Simulation book does not compute (Ch 1)
I’m reading the recently published book “The Relativistic Brain: How it works and why it cannot be simulated by a Turing machine” by Miguel Nicolelis and Ronald Cicurel. Good news: it only cost me $1.50 for the Kindle edition. Bad news: the arguments for their anti-simulation stance seem as poor as their archrival Ray Kurzweil‘s arguments about his singularity theory. I think most real computational neuroscientists agree that Kurzweil’s singularity isn’t coming anytime soon. However, Nicolelis and Cicurel really go to the opposite extreme, claiming that simulating a “real” brain is absolutely impossible. I was shocked that, right out of the gate, they seem to discount the entire field of computational neuroscience! I doubt that they really think computational neuroscience is useless overall. Without having finished the book, I am still hoping they are just really enthusiastic about the more practical debate of having an exact replication of the human brain.
It’s an enticing read because it has gotten more and more shocking as I keep going! Ready? Here we go… I was surprised from the start with their self-advertising about their brain-machine-interface (BMI) exoskeleton project (which was hyped up for the opening ceremony of the men’s 2014 soccer World Cup). In the field of BMI, that work is certainly important. But what does this have to do with simulating brains on computers? Is it supposed to give the authors credibility? To me, it emphasizes that they haven’t spent their time actually trying to simulate brains. More importantly, it leaves the reader wondering whether they even know anything about the field of computational neuroscience.
The primary goal in Ch 1 seems to be to impress upon the reader that the brain is highly complex, to the point of being unpredictable. For example, they state that “some evidence suggests that the same combination of neurons is never repeated to produce the same movement.” They discuss what they call the “context principle” in which the brain’s actions depend on its own, internal state. There is nothing here that is particularly different from a computer-controlled robot which can adapt to its changing environment. They seem to be implying that the brain’s internal point of view is something we still don’t understand – and that consciousness would have to be explained at the conceptual level (as opposed to just a physical level) in order to be simulated. They go on to emphasize the wonder of plasticity by stating:
But how could a brain formed by such vast networks of intertwined neurons reshape itself so quickly, literally from moment to moment, throughout one’s entire lifetime, to adjust its internal point of view, which it uses to scrutinize any new piece of world information it encounters? That exquisite property, which creates a profound and unassailable chasm between the mammalian brain and any digital computer, defines the plasticity principle….

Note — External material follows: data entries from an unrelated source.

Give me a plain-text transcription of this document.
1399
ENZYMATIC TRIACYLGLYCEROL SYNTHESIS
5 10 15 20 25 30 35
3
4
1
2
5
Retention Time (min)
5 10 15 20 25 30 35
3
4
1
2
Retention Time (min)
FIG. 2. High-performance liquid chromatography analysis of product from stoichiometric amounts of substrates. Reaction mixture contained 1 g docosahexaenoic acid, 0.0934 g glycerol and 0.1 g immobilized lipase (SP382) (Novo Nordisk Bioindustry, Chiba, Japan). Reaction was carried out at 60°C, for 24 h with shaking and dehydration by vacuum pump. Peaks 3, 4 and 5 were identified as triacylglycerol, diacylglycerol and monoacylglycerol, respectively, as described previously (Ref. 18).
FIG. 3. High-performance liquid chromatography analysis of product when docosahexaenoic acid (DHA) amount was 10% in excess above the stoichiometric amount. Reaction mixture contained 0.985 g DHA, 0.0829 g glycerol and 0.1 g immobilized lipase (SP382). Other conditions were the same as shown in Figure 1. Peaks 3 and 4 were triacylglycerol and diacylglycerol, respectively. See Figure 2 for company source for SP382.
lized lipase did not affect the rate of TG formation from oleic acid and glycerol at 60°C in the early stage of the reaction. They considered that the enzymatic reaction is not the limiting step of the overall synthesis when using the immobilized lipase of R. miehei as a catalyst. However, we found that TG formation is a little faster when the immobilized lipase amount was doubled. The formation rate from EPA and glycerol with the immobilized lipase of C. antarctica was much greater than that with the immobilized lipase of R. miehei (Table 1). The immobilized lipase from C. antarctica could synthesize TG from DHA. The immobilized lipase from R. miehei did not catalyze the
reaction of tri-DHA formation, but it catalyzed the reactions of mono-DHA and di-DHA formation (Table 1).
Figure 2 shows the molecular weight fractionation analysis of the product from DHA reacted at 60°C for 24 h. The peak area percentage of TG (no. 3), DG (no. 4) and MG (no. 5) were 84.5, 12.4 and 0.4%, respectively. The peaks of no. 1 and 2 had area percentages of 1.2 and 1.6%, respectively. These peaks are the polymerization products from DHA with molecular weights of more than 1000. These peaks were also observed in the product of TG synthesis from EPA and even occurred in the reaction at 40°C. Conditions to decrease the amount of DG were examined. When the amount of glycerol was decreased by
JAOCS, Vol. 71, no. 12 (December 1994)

They provide no clear argument yet about why plasticity is an “unassailable chasm”. Plasticity is quite easy to achieve in simulations.
One other comment on their statement above: Why do they bother saying “mammalian brain”? Does this mean that their arguments will still be safe when C. elegans has been considered to have been successfully simulated? (To read about C. elegans, try this article by Ferris Jabr which I commented on in a previous post.) They have no discussion at all about the incremental progression required for understanding (and simulating) increasing levels of complexity in the nervous systems of different animals. It’s a long road to get from C. elegans to a mammalian brain. No doubt about it. But does that mean it is impossible? In my opinion, their argument in Ch 1 boils down to the age-old fallacy that anything we don’t understand now will never be understood in the future.
The next chapter of the book covers the author’s “relativistic brain theory” and what they call “neural electromagnetic fields”. It actually provides what I think are some concrete ideas on which they might build a plausible argument, if there really is one. I will cover that in a future post.